The NZD/USD pair extended its pullback on Thursday, slipping from the recent one-week high around 0.5965-0.5970 to trade near 0.5920 in the Asian session. The drop followed the release of New Zealand’s latest Budget, which highlighted fiscal prudence and a narrower projected deficit of NZ$14.74 billion for the fiscal year ending June 2025, improving from the previous forecast of NZ$17.32 billion in December.
While the fiscal tightening aims to support economic stability amid ongoing trade uncertainties, it also increased market expectations for further rate cuts by the Reserve Bank of New Zealand (RBNZ), weighing on the Kiwi dollar and pressuring the NZD/USD pair.

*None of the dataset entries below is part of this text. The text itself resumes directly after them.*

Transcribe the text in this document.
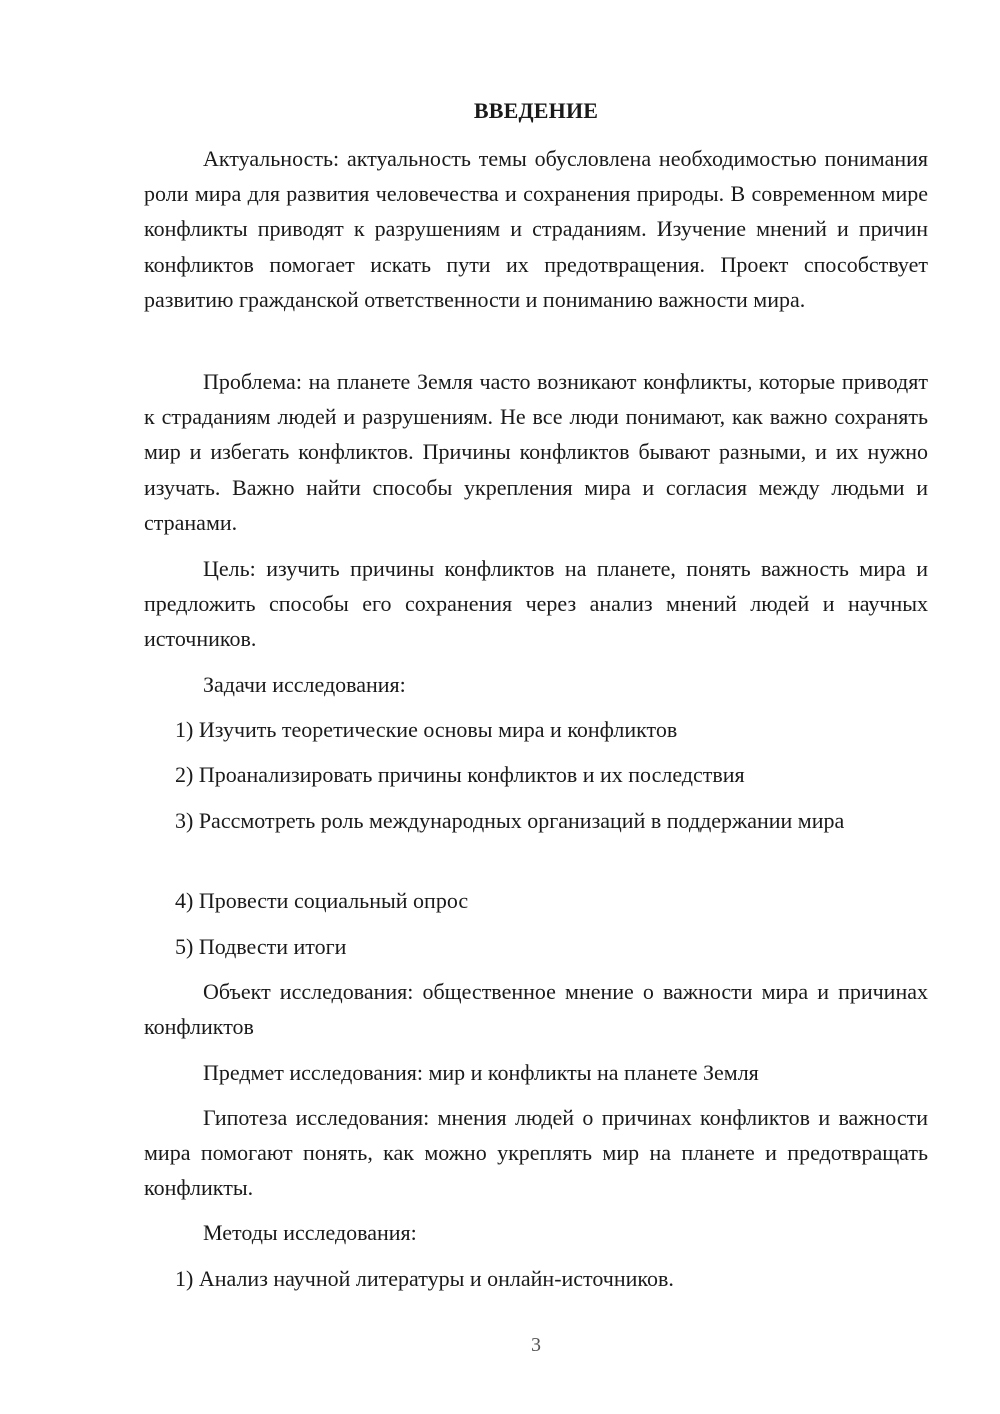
ВВЕДЕНИЕ

Актуальность: актуальность темы обусловлена необходимостью понимания роли мира для развития человечества и сохранения природы. В современном мире конфликты приводят к разрушениям и страданиям. Изучение мнений и причин конфликтов помогает искать пути их предотвращения. Проект способствует развитию гражданской ответственности и пониманию важности мира.

Проблема: на планете Земля часто возникают конфликты, которые приводят к страданиям людей и разрушениям. Не все люди понимают, как важно сохранять мир и избегать конфликтов. Причины конфликтов бывают разными, и их нужно изучать. Важно найти способы укрепления мира и согласия между людьми и странами.

Цель: изучить причины конфликтов на планете, понять важность мира и предложить способы его сохранения через анализ мнений людей и научных источников.

Задачи исследования:

1) Изучить теоретические основы мира и конфликтов

2) Проанализировать причины конфликтов и их последствия

3) Рассмотреть роль международных организаций в поддержании мира

4) Провести социальный опрос

5) Подвести итоги

Объект исследования: общественное мнение о важности мира и причинах конфликтов

Предмет исследования: мир и конфликты на планете Земля

Гипотеза исследования: мнения людей о причинах конфликтов и важности мира помогают понять, как можно укреплять мир на планете и предотвращать конфликты.

Методы исследования:

1) Анализ научной литературы и онлайн-источников.

3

Despite this, the downside remained limited due to the persistent US Dollar (USD) selling bias. Concerns that US President Donald Trump’s proposed “One Big, Beautiful Bill” could significantly worsen the US budget deficit, combined with growing consensus that the Federal Reserve will reduce borrowing costs later this year amid easing inflation and a sluggish economy, pushed the USD to a two-year low. This weakness helped cushion losses for the NZD/USD pair.
However, Kiwi bulls may remain cautious amid renewed US-China trade tensions, which typically undermine demand for commodity-linked antipodean currencies like the New Zealand dollar. China recently accused the US of abusing export control measures and violating Geneva trade agreements after Washington issued guidance against using Huawei’s Ascend AI chips, raising further uncertainties.
Overall, while the NZD/USD pair finds some support from USD weakness, geopolitical risks and expectations of RBNZ easing suggest a cautious trading environment ahead.